Donc tout d’abord un grand merci Théo pour avoir accepté de te prêter à l’exercice ! Partant moi-même en mobilité aux Etats-Unis à la fin de l’année pour 1 an, j’ai plusieurs questions à te poser, qui je l’espère, éclaireront également nos lecteurs !

Alors tout d’abord, à qui s’adresse la mobilité ou le fellow à l’étranger ?
L’envie de partir à l’étranger repose avant tout sur un désir très personnel de vouloir bouger, sortir de son environnement habituel, pour découvrir un autre monde, un autre mode de fonctionnement de la médecine.

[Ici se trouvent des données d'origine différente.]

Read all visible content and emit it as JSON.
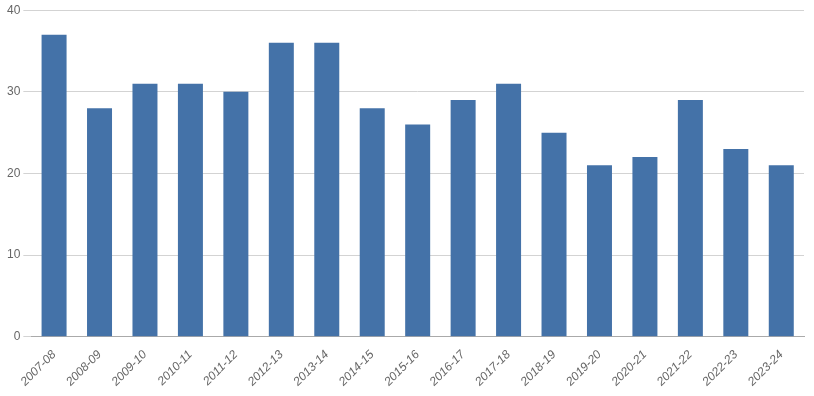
{
  "chart_data": {
    "type": "bar",
    "categories": [
      "2007-08",
      "2008-09",
      "2009-10",
      "2010-11",
      "2011-12",
      "2012-13",
      "2013-14",
      "2014-15",
      "2015-16",
      "2016-17",
      "2017-18",
      "2018-19",
      "2019-20",
      "2020-21",
      "2021-22",
      "2022-23",
      "2023-24"
    ],
    "values": [
      37,
      28,
      31,
      31,
      30,
      36,
      36,
      28,
      26,
      29,
      31,
      25,
      21,
      22,
      29,
      23,
      21
    ],
    "color": "#4472a8",
    "ylim": [
      0,
      40
    ],
    "yticks": [
      0,
      10,
      20,
      30,
      40
    ],
    "grid": true
  }
}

En effet, ce sera souvent l’occasion de connaître les joies de la vie à l’étranger, l’occasion de s’éveiller à une nouvelle culture et à une nouvelle façon de fonctionner, avec un esprit d’ouverture.

Globalement il y a deux grands types de profil de jeunes qui partent à l’étranger :

  • Tout d’abord, les jeunes intéressés pour faire un fellow technique (cardiologie interventionnelle, rythmologie, imagerie d’expertise…) leur permettant alors de réaliser leur technique 100 % du temps, et d’améliorer ainsi, de façon rapide, leurs compétences. C’est aussi en pratique l’opportunité de continuer à se former efficacement lorsque l’on doit « attendre un an ou deux », avant d’obtenir un éventuel poste d’assistant ou de chef à l’hôpital.
  • La deuxième situation correspond au souhait de s’orienter vers une mobilité de recherche et donc de se consacrer plutôt à une réflexion autour de la méthodologie des études cliniques, l’analyse statistique des données, la rédaction d’un article scientifique. Ainsi, c’est une opportunité de connaître toutes les étapes de la recherche, allant du brainstorming d’équipe pour trouver la bonne question posée, jusqu’à la publication finale du manuscrit.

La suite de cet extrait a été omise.